What keeps you from going over the deep end when mothering seems to be nothing but endless sleepless nights, days full of chores, and nothing but stress and tantrums? For me, it is the knowledge that parenthood is forever changing, some moments are horribly challenging, and others are easier and deliciously fun.
My mothering seems to be going through an easier phase at the moment. I was pondering this during one of several blissfully lazy afternoons by the pool whilst I watched my children play and read a book! Can this be true? Can my children fend for themselves for afew moments whilst I actually do stuff I want to do??

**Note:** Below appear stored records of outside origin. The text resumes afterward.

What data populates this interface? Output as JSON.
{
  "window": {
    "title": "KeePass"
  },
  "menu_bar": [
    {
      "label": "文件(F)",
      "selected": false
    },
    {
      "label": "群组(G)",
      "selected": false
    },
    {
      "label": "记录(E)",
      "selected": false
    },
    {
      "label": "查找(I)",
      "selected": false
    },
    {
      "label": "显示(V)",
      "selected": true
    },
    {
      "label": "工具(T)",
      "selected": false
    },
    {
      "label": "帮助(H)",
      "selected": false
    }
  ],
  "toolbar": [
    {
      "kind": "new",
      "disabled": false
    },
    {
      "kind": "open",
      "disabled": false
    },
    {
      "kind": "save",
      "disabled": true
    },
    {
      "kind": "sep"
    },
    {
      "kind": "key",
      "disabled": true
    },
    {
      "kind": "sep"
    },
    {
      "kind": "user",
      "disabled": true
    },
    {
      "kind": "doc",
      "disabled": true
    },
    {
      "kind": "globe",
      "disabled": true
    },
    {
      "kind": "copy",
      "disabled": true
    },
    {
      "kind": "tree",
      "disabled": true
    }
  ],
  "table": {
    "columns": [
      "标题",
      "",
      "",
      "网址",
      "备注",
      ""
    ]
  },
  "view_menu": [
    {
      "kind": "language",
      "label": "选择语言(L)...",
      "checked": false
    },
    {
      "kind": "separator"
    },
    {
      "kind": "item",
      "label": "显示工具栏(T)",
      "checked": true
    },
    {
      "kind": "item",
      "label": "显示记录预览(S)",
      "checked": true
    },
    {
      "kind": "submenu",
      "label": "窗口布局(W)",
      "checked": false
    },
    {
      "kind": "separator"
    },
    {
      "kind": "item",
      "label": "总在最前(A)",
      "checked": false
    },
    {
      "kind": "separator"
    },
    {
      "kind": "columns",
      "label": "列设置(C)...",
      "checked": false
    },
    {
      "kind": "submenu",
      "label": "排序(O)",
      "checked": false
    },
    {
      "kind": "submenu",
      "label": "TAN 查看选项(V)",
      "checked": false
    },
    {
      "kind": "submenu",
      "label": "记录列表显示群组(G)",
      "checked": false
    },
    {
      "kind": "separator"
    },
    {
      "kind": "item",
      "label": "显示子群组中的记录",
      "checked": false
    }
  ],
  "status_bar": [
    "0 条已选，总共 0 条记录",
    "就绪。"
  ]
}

Pick me up for I have fainted!
Isn't this great? Without the struggle of 24/7 early motherhood, who could imagine the pure joy and delight of spending 20 minutes reading a book in the sunshine! Wow, it was amazing, I felt all luxurious and pampered. I know, sad, but true. It also made me realise that every part of parenthood is a phase. When we are in the throws of 'babyhood' it seems this little precious bundle will never be strong enough, independent enough to fend for themselves - parenthood as we know it then seems to straddle off into the distance, we'll be forever shackledto the tedium and exhaustion. But afew short years (ah, I know, it seems like an eternity, but you'll get there!) and here we are, playing in a pool together laughing and enjoying each others' company - not a tantrum in sight.
I've noticed that if I hold onto the thought that 'this too will pass', I can get through the monster child phases more effortlessly, and it also reminds me to take hold of those moments in the water and ENJOY and savour and soak it all up, because those too, will eventually pass.